ULCERATION. GANGRENE. BED SORES.

Causes: inflammation, exudation, obstructed circulation, lesions in trophic nerve centres, sclerosis, toxins, ergot, caustics, freezing, gangrene, microbes, cryptogams, spoiled fodder, white skins, buckwheat, insolation. Symptoms: inflammation, molecular disintegration, dry sloughs. Treatment: camphorated spirit or vaseline, antiseptics, phenol, salicylic acid, iodoform, iodine, creolin, lysol, tar, detach sloughs.

In all cases in which the skin is violently inflamed, and particularly when the seat of an abundant exudation or infiltration which blocks circulation and retards nutrition, the tissues are especially liable to death, molecular or by sloughing, and formation of bedsores. As a general cause lesions of the trophic centres in the medulla and cord must be accepted as a cause of the imperfect nutrition and lack of vitality. This is seen in sclerosis of the cord, but may appear as the result of poisoning of the myelon as well as the gangrenous tissues by absorbed toxins. Again a common cause of circumscribed cutaneous gangrene is the capillary contraction and obstruction of ergotism. This usually involves all the tissues, soft and hard, at the distal end of a member or organ, causing the separation of all at one common level, but in less severe forms the skin only sloughs, in the form of round or irregular masses, usually around the coronet, and the resulting sores heal up under an appropriate diet. Cauterization and freezing may be a further occasion of gangrene. Finally, the local operation of the microbes of gangrene, determines both ulceration and sloughing. Cryptogams on spoiled fodders (trefoil, lupins, vetches, rusty gramineæ) are also charged with developing gangrene.

White skins or white patches on the skin are especially liable to suffer as in cases of fagopyrism and “grease”. The action of the solar rays in summer must therefore be accepted as a concurrent cause.

Symptoms.

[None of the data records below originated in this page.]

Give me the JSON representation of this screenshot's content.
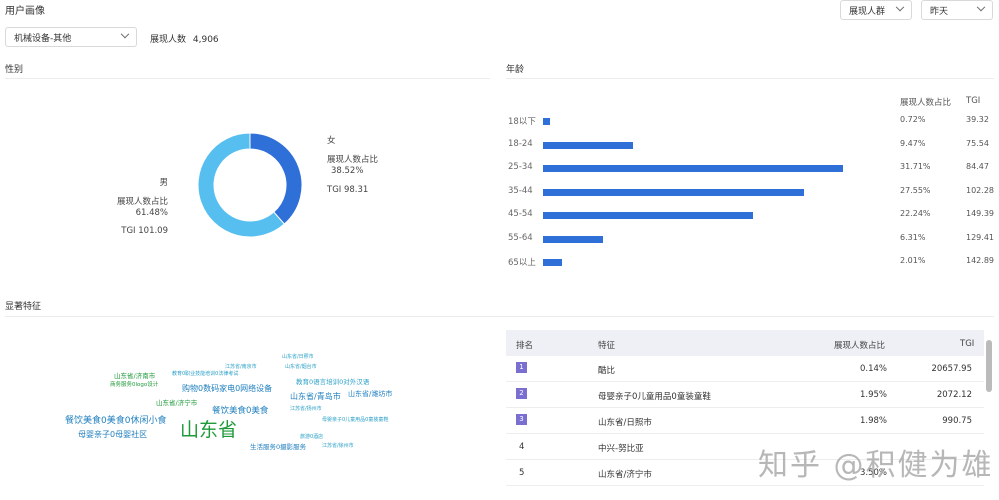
{
  "header": {
    "title": "用户画像",
    "audience_select": "展现人群",
    "time_select": "昨天"
  },
  "filter": {
    "category_select": "机械设备-其他",
    "impression_label": "展现人数",
    "impression_value": "4,906"
  },
  "gender": {
    "title": "性别",
    "female": {
      "name": "女",
      "share_label": "展现人数占比",
      "share": "38.52%",
      "tgi": "TGI 98.31"
    },
    "male": {
      "name": "男",
      "share_label": "展现人数占比",
      "share": "61.48%",
      "tgi": "TGI 101.09"
    },
    "colors": {
      "female": "#2f6fd8",
      "male": "#56bff0"
    }
  },
  "age": {
    "title": "年龄",
    "col_share": "展现人数占比",
    "col_tgi": "TGI",
    "bar_color": "#2f6fd8"
  },
  "chart_data": [
    {
      "type": "pie",
      "labels": [
        "女",
        "男"
      ],
      "values": [
        38.52,
        61.48
      ],
      "tgi": [
        98.31,
        101.09
      ]
    },
    {
      "type": "bar",
      "orientation": "horizontal",
      "categories": [
        "18以下",
        "18-24",
        "25-34",
        "35-44",
        "45-54",
        "55-64",
        "65以上"
      ],
      "values": [
        0.72,
        9.47,
        31.71,
        27.55,
        22.24,
        6.31,
        2.01
      ],
      "value_labels": [
        "0.72%",
        "9.47%",
        "31.71%",
        "27.55%",
        "22.24%",
        "6.31%",
        "2.01%"
      ],
      "tgi": [
        "39.32",
        "75.54",
        "84.47",
        "102.28",
        "149.39",
        "129.41",
        "142.89"
      ]
    }
  ],
  "features": {
    "title": "显著特征",
    "table_headers": {
      "rank": "排名",
      "feature": "特征",
      "share": "展现人数占比",
      "tgi": "TGI"
    },
    "rows": [
      {
        "rank": "1",
        "feature": "酷比",
        "share": "0.14%",
        "tgi": "20657.95"
      },
      {
        "rank": "2",
        "feature": "母婴亲子0儿童用品0童装童鞋",
        "share": "1.95%",
        "tgi": "2072.12"
      },
      {
        "rank": "3",
        "feature": "山东省/日照市",
        "share": "1.98%",
        "tgi": "990.75"
      },
      {
        "rank": "4",
        "feature": "中兴-努比亚",
        "share": "",
        "tgi": ""
      },
      {
        "rank": "5",
        "feature": "山东省/济宁市",
        "share": "3.50%",
        "tgi": ""
      }
    ],
    "wordcloud": [
      {
        "text": "山东省",
        "color": "#1f9a3a"
      },
      {
        "text": "餐饮美食0美食0休闲小食",
        "color": "#1f7fbf"
      },
      {
        "text": "母婴亲子0母婴社区",
        "color": "#1f7fbf"
      },
      {
        "text": "购物0数码家电0网络设备",
        "color": "#1f7fbf"
      },
      {
        "text": "餐饮美食0美食",
        "color": "#1f7fbf"
      },
      {
        "text": "山东省/青岛市",
        "color": "#1f7fbf"
      },
      {
        "text": "山东省/潍坊市",
        "color": "#1f7fbf"
      },
      {
        "text": "山东省/济南市",
        "color": "#1f9a3a"
      },
      {
        "text": "山东省/济宁市",
        "color": "#1f9a3a"
      },
      {
        "text": "生活服务0摄影服务",
        "color": "#1f7fbf"
      },
      {
        "text": "教育0语言培训0对外汉语",
        "color": "#2aa0c8"
      },
      {
        "text": "教育0职业技能培训0法律考试",
        "color": "#2aa0c8"
      },
      {
        "text": "商务服务0logo设计",
        "color": "#1f9a3a"
      },
      {
        "text": "江苏省/南京市",
        "color": "#2aa0c8"
      },
      {
        "text": "江苏省/扬州市",
        "color": "#2aa0c8"
      },
      {
        "text": "山东省/烟台市",
        "color": "#2aa0c8"
      },
      {
        "text": "山东省/日照市",
        "color": "#2aa0c8"
      },
      {
        "text": "母婴亲子0儿童用品0童装童鞋",
        "color": "#2aa0c8"
      },
      {
        "text": "旅游0酒店",
        "color": "#2aa0c8"
      },
      {
        "text": "江苏省/徐州市",
        "color": "#2aa0c8"
      }
    ]
  },
  "watermark": "知乎 @积健为雄"
}
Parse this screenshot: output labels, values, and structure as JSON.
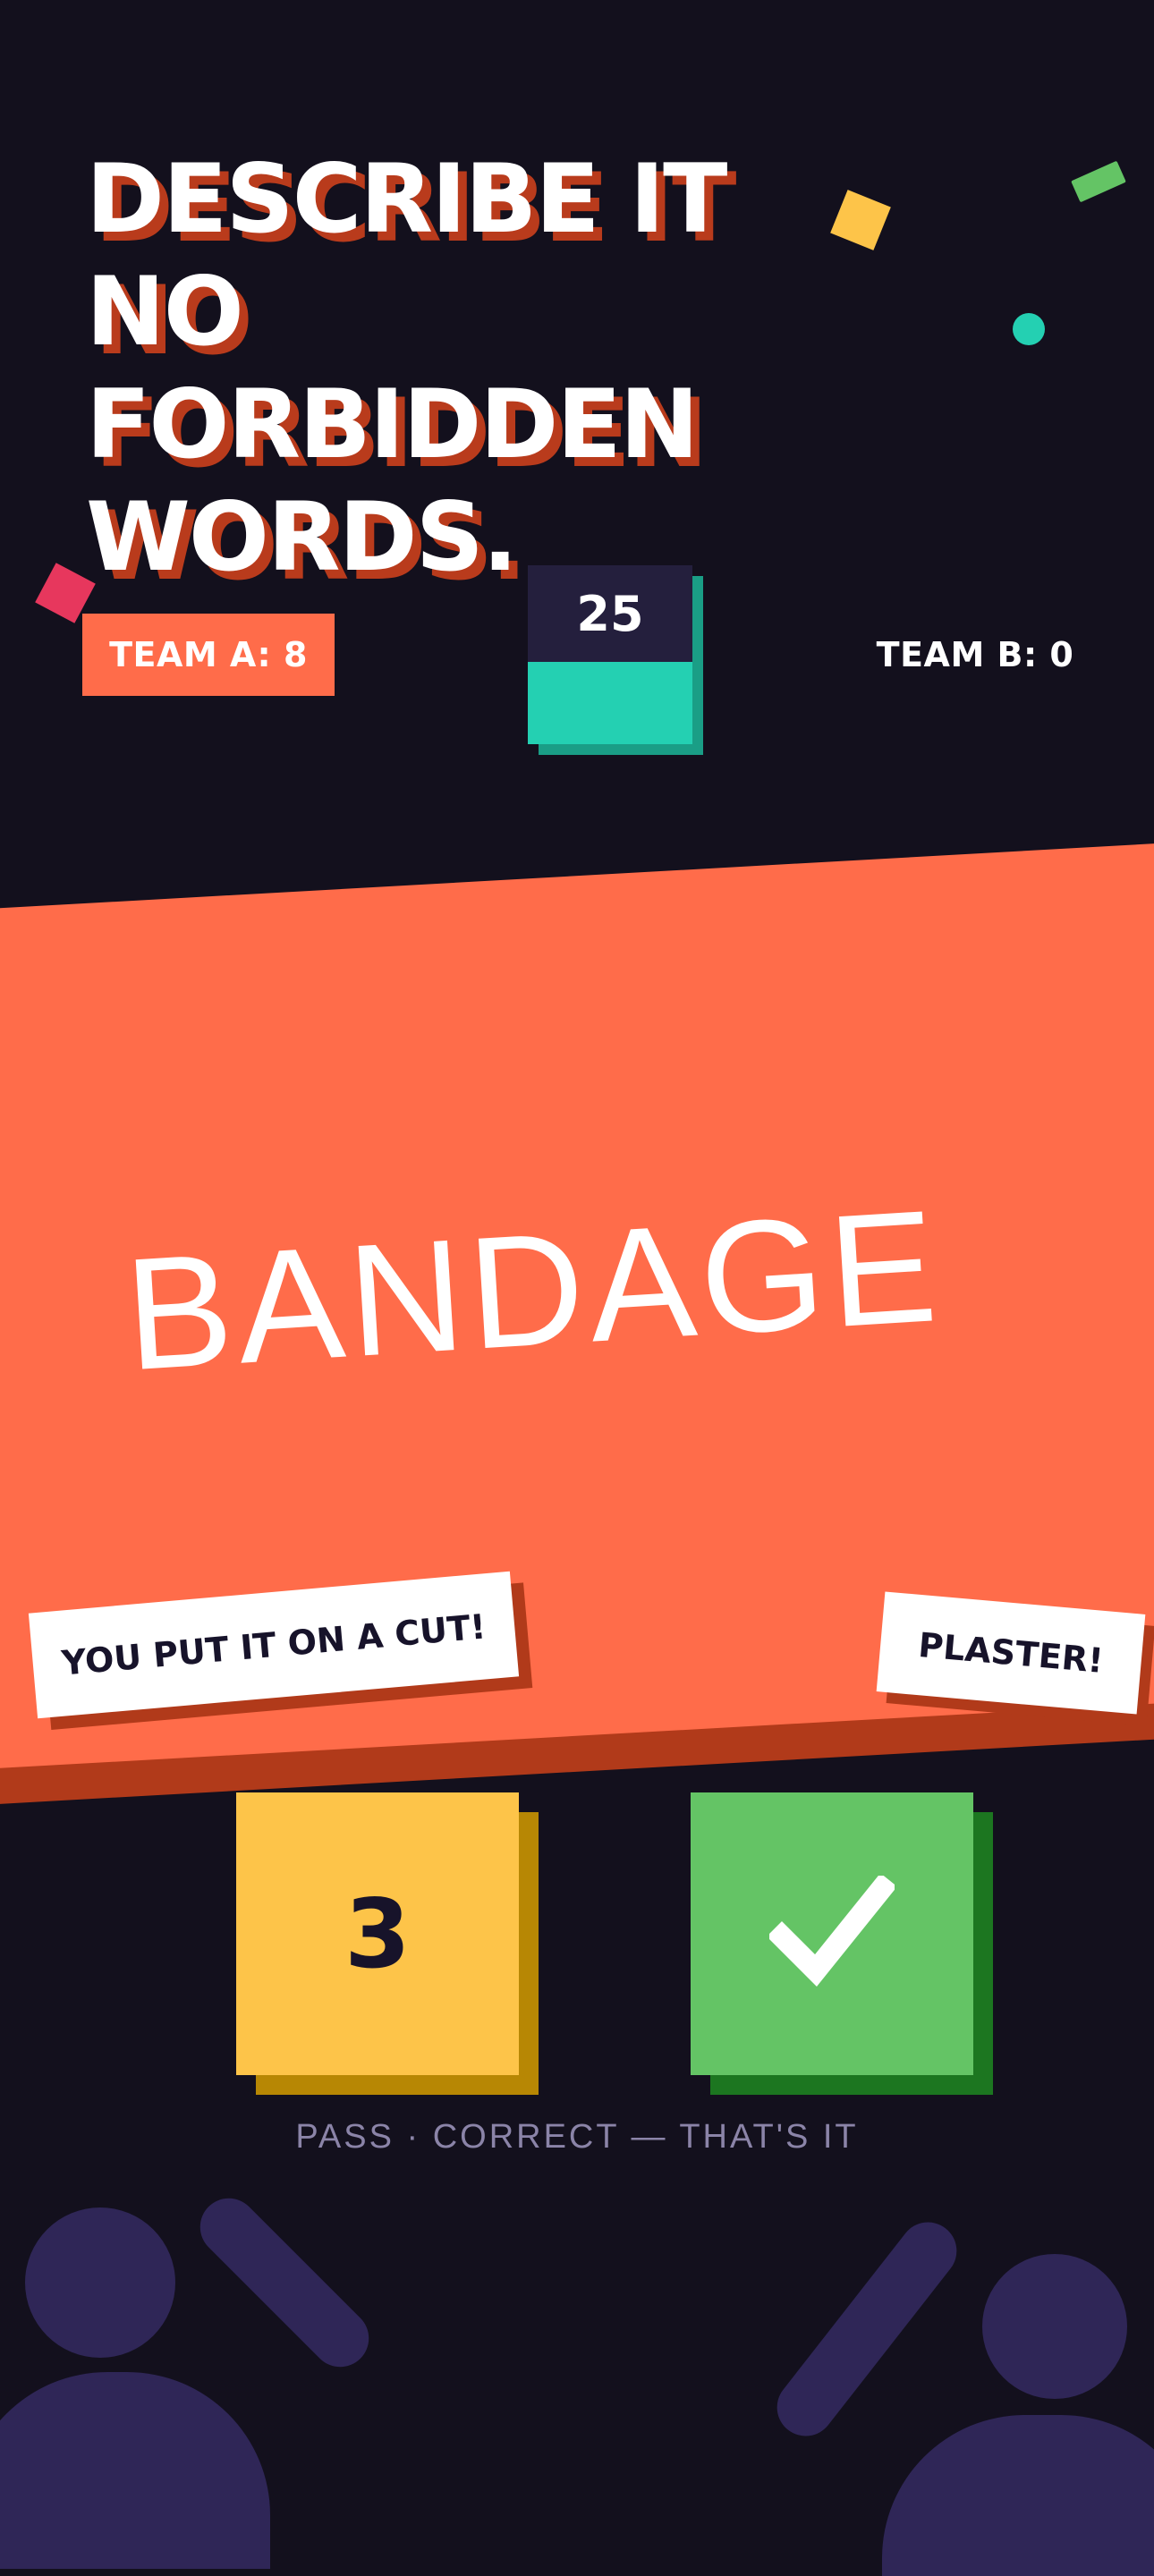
{
  "headline": {
    "lines": [
      "DESCRIBE IT",
      "NO",
      "FORBIDDEN",
      "WORDS."
    ]
  },
  "scoreboard": {
    "team_a": "TEAM A: 8",
    "team_b": "TEAM B: 0",
    "timer_value": "25"
  },
  "card": {
    "word": "BANDAGE",
    "clue_tag": "YOU PUT IT ON A CUT!",
    "answer_tag": "PLASTER!"
  },
  "controls": {
    "pass_count": "3",
    "correct_icon": "check-icon",
    "hint": "PASS · CORRECT — THAT'S IT"
  },
  "colors": {
    "background": "#13101d",
    "accent_orange": "#ff6c4a",
    "accent_teal": "#24d0b2",
    "accent_yellow": "#fdc449",
    "accent_green": "#64c465",
    "deco_purple": "#2f2657"
  }
}
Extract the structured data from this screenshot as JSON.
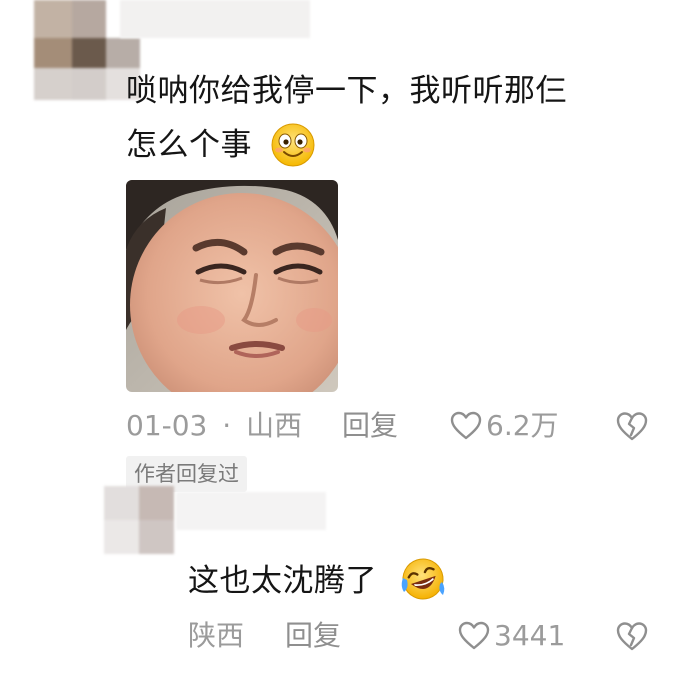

The first symptoms are usually those of cutaneous congestion or inflammation. Redness, swelling, pitting on pressure, or tension, are accompanied or followed by vesicles, chaps or erosions. The margins of the sores become thick and irregular, often undermined, and they gradually increase by breaking down of tissue in their depth or on their margin. In other cases patches of skin dry or wither up, either in superficial layer or throughout its entire thickness, and these dried extra vascular sloughs are gradually detached by granulation beneath. The surrounding tumefaction is always extensive and the sores may expose the deep seated structures—tendons, ligaments, fascia, bones, joints—causing widespread destruction.

Treatment. If the disease is due to capillary occlusion of nervous origin, compresses with camphorated spirit, followed by camphorated vaseline may be of advantage. If otherwise, antiseptics will be in order: carbolated vaseline, salicylic acid cream, iodoformed vaseline, a weak iodine ointment, creolin, or lysol in water, tar water. When the dead tissues are partially separated the detachment may be hastened with knife or scissors and the sores treated like a septic sore.